Tuesday , 16 December 2025

Covid-19: Walmart is eliminating hundreds of corporate jobs

Bloomberg

Walmart Inc might be one of the few big winners in the pandemic, having posted surging sales month after month, but that isn’t stopping the company from tightening its belt.
The world’s biggest retailer has laid off hundreds of workers in units including store planning, logistics, merchandising and real estate, according to people familiar with the matter. It is also reorganising its roughly 4,750 US stores by consolidating divisions and eliminating some regional manager roles, two of the people said.

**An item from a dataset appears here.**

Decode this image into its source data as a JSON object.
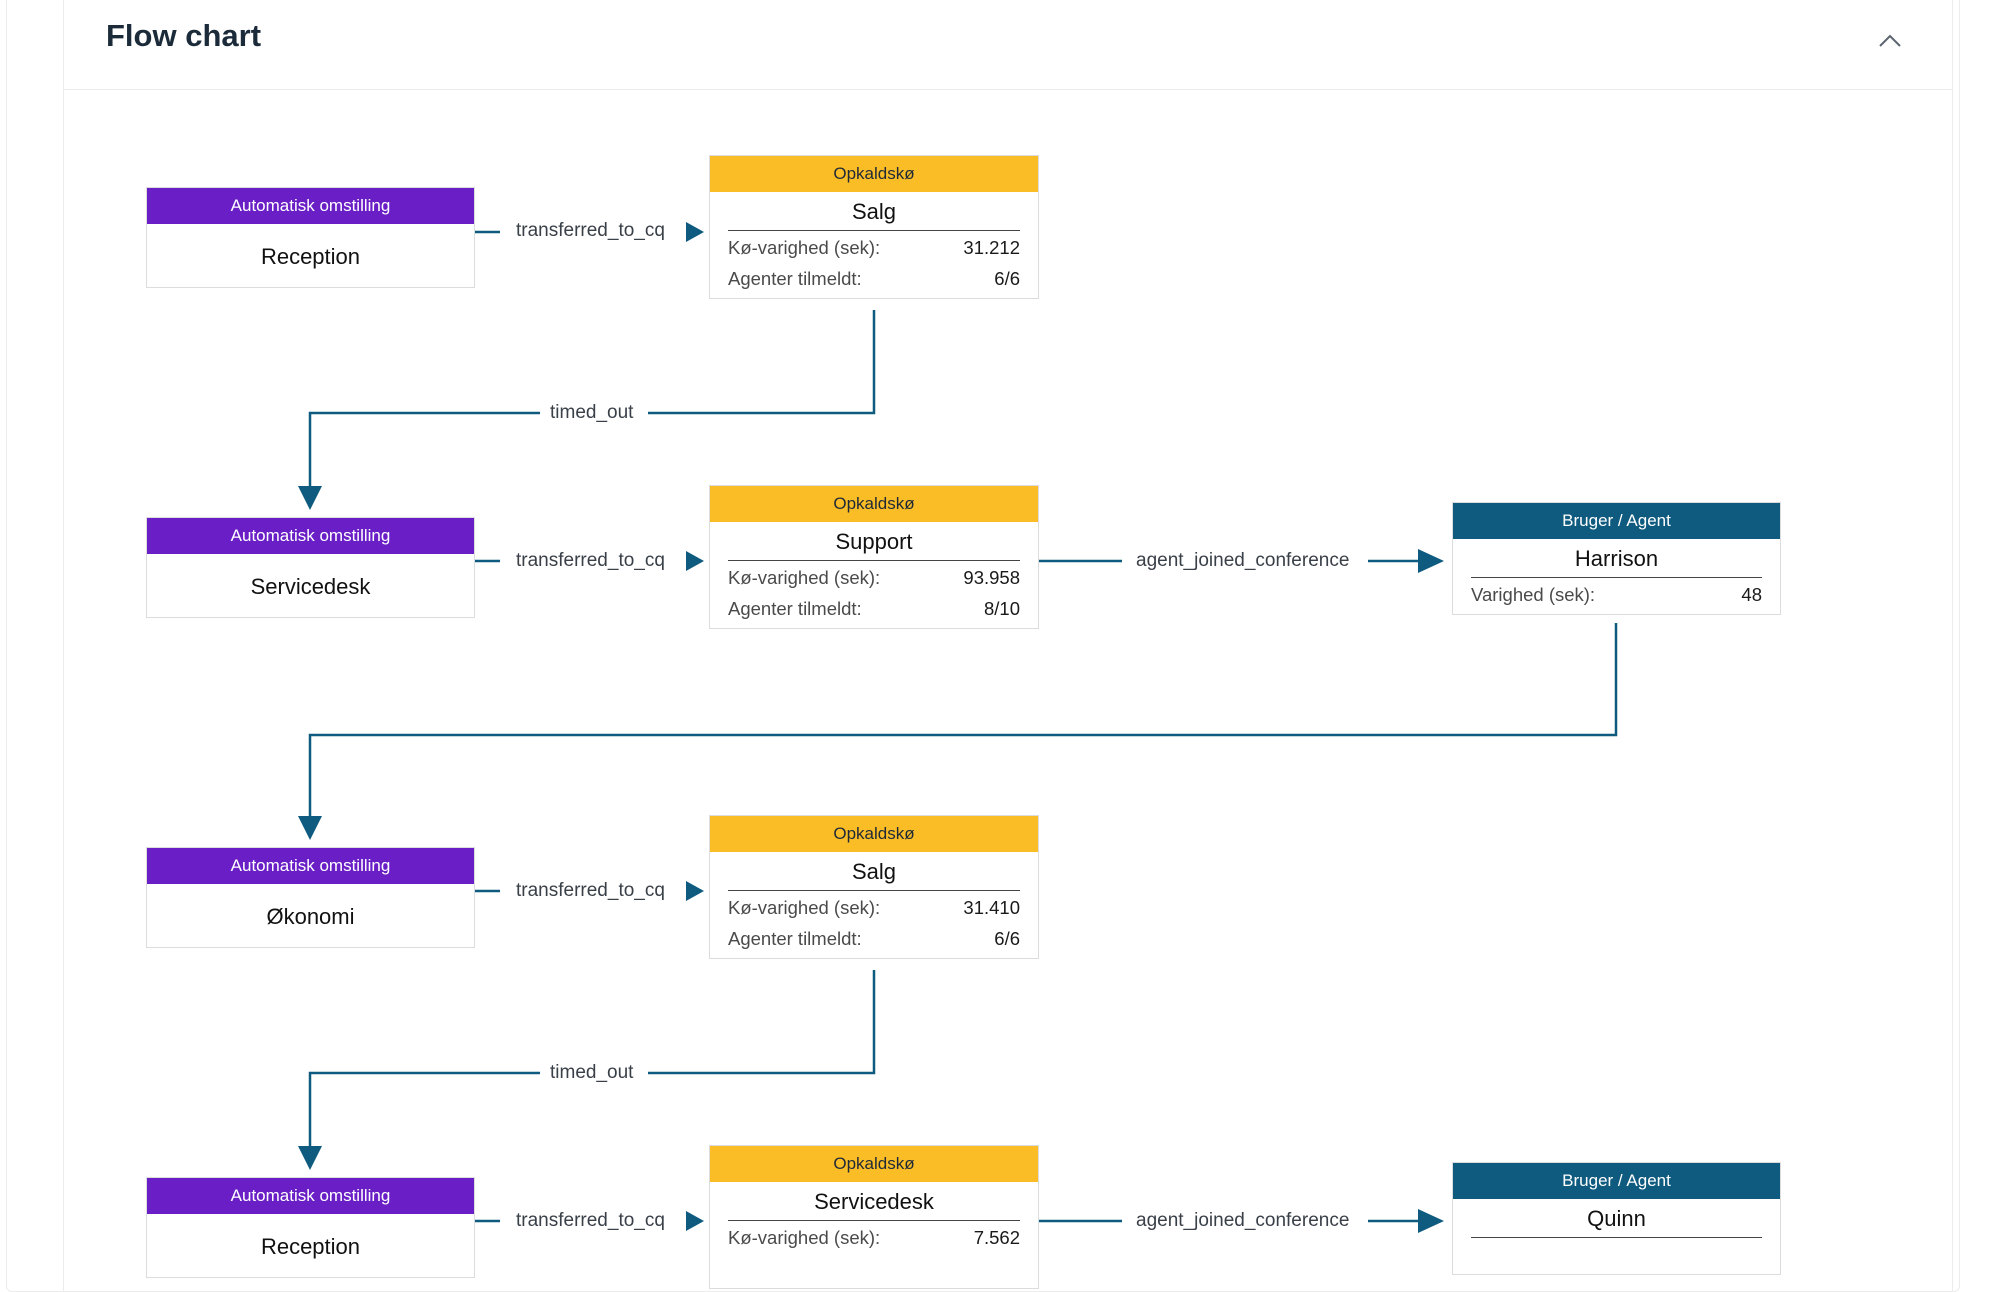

Some of those affected were told in-person, while others learned over a Zoom call, said the people, who asked not to be identified because they aren’t authorised to speak publicly. Conversations with those impacted will continue throughout the week. Those who lose their jobs will be paid until the end of January, when Walmart’s fiscal year ends and annual bonuses get doled out, according to one of the people.

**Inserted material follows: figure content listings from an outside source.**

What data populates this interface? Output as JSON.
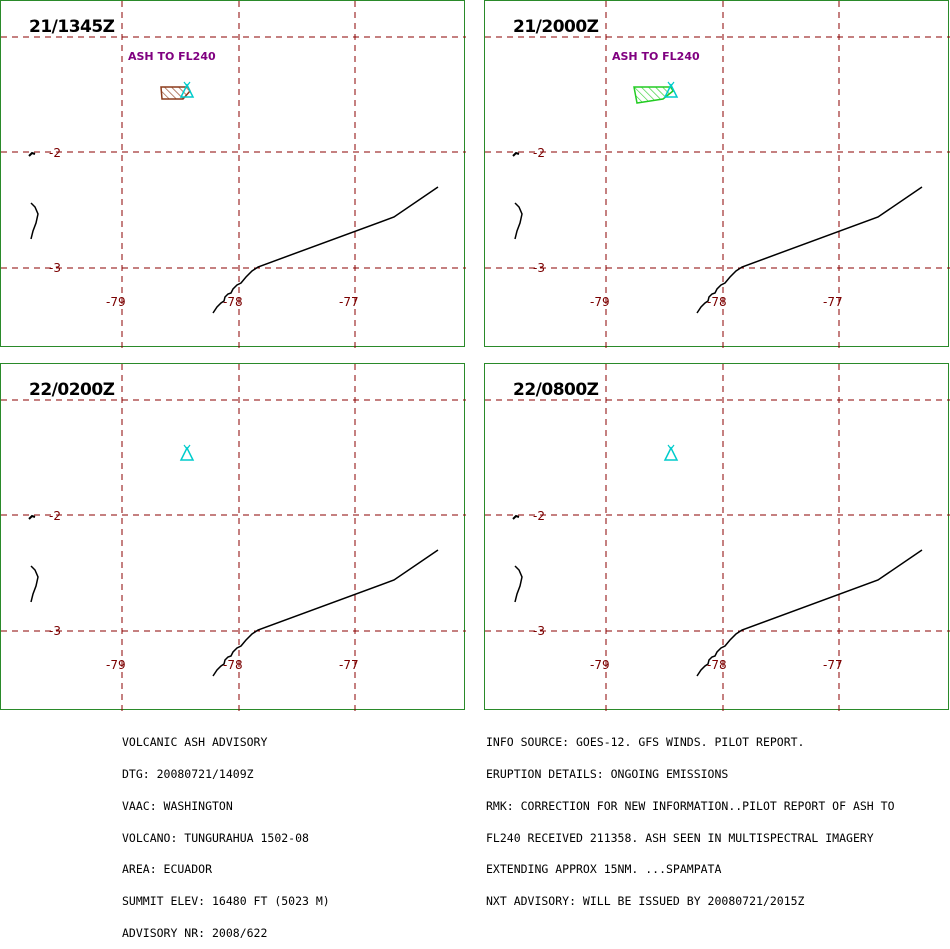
{
  "panels": [
    {
      "time": "21/1345Z",
      "ash_label": "ASH TO FL240",
      "ash_color": "#8b3a1a"
    },
    {
      "time": "21/2000Z",
      "ash_label": "ASH TO FL240",
      "ash_color": "#22cc22"
    },
    {
      "time": "22/0200Z",
      "ash_label": "",
      "ash_color": ""
    },
    {
      "time": "22/0800Z",
      "ash_label": "",
      "ash_color": ""
    }
  ],
  "latitude_labels": [
    "-2",
    "-3"
  ],
  "longitude_labels": [
    "-79",
    "-78",
    "-77"
  ],
  "colors": {
    "grid": "#8b0000",
    "border": "#2a8a2a",
    "volcano": "#00cccc",
    "label": "#800080"
  },
  "advisory_left": [
    "VOLCANIC ASH ADVISORY",
    "DTG: 20080721/1409Z",
    "VAAC: WASHINGTON",
    "VOLCANO: TUNGURAHUA 1502-08",
    "AREA: ECUADOR",
    "SUMMIT ELEV: 16480 FT (5023 M)",
    "ADVISORY NR: 2008/622"
  ],
  "advisory_right": [
    "INFO SOURCE: GOES-12. GFS WINDS. PILOT REPORT.",
    "ERUPTION DETAILS: ONGOING EMISSIONS",
    "RMK: CORRECTION FOR NEW INFORMATION..PILOT REPORT OF ASH TO",
    "FL240 RECEIVED 211358. ASH SEEN IN MULTISPECTRAL IMAGERY",
    "EXTENDING APPROX 15NM. ...SPAMPATA",
    "NXT ADVISORY: WILL BE ISSUED BY 20080721/2015Z"
  ]
}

The company declined to comment specifically on the plans, saying via email that
it would “share additional information after we’ve completed our communication with associates.”

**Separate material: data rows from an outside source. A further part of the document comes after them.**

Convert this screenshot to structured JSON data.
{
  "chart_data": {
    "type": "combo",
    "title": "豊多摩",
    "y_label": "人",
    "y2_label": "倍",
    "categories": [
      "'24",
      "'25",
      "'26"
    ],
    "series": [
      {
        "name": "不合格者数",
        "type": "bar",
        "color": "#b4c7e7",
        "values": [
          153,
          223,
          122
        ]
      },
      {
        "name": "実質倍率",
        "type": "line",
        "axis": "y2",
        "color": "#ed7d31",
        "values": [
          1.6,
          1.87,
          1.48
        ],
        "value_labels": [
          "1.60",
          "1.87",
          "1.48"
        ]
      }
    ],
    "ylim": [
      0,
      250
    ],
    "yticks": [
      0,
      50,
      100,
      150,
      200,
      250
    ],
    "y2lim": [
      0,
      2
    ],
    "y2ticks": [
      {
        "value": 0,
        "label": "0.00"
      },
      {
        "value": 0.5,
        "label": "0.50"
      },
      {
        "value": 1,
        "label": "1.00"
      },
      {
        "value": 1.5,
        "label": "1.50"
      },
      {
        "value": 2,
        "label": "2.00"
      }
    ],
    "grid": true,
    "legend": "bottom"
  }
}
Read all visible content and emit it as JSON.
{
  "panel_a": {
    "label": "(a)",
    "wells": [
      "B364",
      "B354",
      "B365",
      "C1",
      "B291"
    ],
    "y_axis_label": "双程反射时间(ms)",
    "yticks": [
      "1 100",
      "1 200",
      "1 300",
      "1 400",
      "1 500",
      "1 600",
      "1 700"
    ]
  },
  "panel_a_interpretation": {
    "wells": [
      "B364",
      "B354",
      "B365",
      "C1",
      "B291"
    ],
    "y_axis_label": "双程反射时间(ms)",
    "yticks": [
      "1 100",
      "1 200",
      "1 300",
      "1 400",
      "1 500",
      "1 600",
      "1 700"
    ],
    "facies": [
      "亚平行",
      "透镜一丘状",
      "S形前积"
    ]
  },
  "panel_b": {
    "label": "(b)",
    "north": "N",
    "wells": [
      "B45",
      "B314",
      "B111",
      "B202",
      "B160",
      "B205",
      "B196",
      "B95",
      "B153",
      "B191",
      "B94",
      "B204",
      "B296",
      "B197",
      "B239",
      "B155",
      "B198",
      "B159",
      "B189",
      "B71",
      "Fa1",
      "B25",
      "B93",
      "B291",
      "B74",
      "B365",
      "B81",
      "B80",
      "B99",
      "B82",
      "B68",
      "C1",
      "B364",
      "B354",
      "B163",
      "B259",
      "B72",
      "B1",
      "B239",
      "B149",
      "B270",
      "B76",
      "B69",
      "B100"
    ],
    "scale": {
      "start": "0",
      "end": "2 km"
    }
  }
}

“We are continuing on our journey to create an omni-channel organisation within our
Walmart US business and
we’re making some additional changes this week,” Walmart said in the email, without clarifying. The company said its goal is to increase “innovation, speed and productivity.”
Walmart is performing well thanks to soaring demand and its low prices during the pandemic. The move is an acknowledgment that the retailer is simply not opening many new stores in the US anymore, so it doesn’t need as many people to find new locations and design them.
It’s also part of a multi-year streamlining effort that has sought to consolidate its brick-and-mortar and online divisions, bringing cohesion to what had been disparate — and sometimes conflicting — functions. The changes to store operations follow a similar move in 2017 that reduced the number of US divisions from six to four. Walmart has re-named its store divisions “business units,” and will now have three for its massive Supercenters and one for its smaller Neighborhood Markets, which are the size of traditional grocery stores.